Risque accru de prise de poids et de troubles métaboliques

Manger trop tard peut nuire à notre métabolisme. Les niveaux de glucose et d’insuline, élevés avant de dormir, perturbent la régulation du poids et augmentent les risques de prise de graisses. « Des études montrent que ceux qui mangent tard consomment plus de calories et ont plus de chances de voir leur équilibre énergétique perturbé », note la spécialiste. La règle ? Manger au moins 2 à 3 heures avant de se coucher, idéalement entre 19 h et 21 h.

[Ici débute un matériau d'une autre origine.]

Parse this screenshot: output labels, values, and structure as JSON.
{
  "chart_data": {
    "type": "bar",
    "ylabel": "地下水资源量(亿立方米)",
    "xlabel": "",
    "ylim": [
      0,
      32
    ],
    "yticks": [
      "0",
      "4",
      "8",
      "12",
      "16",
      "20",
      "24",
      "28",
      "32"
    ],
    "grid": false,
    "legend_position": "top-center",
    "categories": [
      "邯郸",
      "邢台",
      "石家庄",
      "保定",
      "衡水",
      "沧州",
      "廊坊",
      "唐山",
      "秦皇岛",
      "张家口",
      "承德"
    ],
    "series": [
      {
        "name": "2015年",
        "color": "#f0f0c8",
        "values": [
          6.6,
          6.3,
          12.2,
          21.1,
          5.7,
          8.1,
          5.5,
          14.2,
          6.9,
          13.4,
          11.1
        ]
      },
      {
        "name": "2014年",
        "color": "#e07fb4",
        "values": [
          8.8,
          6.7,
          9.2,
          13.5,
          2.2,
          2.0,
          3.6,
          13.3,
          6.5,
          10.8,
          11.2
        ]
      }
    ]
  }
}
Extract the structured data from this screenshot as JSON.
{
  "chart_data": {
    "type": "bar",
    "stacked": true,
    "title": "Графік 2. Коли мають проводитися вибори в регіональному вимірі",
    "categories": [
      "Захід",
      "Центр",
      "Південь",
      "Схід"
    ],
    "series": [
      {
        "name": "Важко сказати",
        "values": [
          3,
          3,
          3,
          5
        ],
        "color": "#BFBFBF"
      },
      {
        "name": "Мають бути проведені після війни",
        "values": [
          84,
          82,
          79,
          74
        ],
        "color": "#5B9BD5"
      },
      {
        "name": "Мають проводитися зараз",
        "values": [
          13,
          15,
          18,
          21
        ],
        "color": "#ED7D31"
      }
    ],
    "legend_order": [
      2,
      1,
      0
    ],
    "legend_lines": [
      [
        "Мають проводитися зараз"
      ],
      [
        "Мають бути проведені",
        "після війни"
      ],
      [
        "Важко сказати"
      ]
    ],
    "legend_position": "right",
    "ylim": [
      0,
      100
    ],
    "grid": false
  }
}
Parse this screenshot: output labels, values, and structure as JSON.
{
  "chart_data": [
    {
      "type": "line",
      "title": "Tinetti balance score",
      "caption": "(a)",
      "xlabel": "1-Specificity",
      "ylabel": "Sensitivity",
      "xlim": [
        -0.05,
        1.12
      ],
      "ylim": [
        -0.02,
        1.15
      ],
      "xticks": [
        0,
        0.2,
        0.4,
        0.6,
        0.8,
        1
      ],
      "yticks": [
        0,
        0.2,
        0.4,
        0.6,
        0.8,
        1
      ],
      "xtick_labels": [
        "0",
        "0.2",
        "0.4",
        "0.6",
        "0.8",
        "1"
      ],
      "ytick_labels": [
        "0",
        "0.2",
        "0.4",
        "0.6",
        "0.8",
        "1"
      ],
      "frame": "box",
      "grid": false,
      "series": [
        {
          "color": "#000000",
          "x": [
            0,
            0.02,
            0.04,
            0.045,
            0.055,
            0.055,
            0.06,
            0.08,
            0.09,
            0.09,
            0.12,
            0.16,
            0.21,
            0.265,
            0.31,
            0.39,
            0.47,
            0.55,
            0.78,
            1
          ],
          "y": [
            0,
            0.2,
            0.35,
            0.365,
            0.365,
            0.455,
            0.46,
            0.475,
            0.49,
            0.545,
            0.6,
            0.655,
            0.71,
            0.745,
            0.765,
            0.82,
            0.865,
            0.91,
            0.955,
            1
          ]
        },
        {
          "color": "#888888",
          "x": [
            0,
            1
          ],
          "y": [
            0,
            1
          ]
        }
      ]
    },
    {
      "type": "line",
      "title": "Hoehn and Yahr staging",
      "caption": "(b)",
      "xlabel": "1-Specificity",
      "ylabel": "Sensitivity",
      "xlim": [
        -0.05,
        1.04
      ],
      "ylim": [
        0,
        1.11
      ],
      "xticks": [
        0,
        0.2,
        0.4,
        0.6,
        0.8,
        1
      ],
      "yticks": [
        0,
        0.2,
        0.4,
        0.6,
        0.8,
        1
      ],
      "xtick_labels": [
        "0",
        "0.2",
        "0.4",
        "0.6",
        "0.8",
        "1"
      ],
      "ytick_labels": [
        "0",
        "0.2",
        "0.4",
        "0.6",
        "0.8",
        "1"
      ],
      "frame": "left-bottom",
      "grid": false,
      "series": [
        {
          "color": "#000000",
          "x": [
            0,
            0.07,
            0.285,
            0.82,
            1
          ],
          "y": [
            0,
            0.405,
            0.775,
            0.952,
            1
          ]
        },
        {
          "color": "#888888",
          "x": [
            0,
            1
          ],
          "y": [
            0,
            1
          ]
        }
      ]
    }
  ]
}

Respecter son rythme circadien

Le respect du rythme circadien est fondamental. La digestion et la métabolisation des aliments sont plus efficaces pendant la journée, ce qui rend un dîner tardif plus difficile à gérer pour l’organisme. Dîner trop tôt peut aussi poser problème, car l’écart trop important entre le dîner et le coucher favorise le grignotage, un comportement qui nuit au sommeil et peut entraîner une prise de poids.

Les risques cardiovasculaires liés aux repas tardifs

Les dangers du dîner tardif ne sont pas seulement une question de poids ou de digestion. Une étude conjointe de l’Inrae et de l’Inserm montre qu’il existe un lien direct entre les horaires des repas et les maladies cardiovasculaires. Prendre son dernier repas après 21 h augmenterait de 28 % le risque de maladie cérébro-vasculaire, comme les AVC, par rapport à ceux qui mangent avant 20 h. De même, décaler le petit déjeuner après 9 h augmenterait de 6 % les risques cardio-vasculaires par rapport à un petit déjeuner pris à 8 h.

Pour une meilleure santé, il est donc conseillé de manger tôt le matin et le soir, en respectant des horaires réguliers et raisonnables. L’heure des repas, loin d’être anodine, joue un rôle clé dans la prévention des maladies cardiovasculaires et dans l’amélioration de notre bien-être global.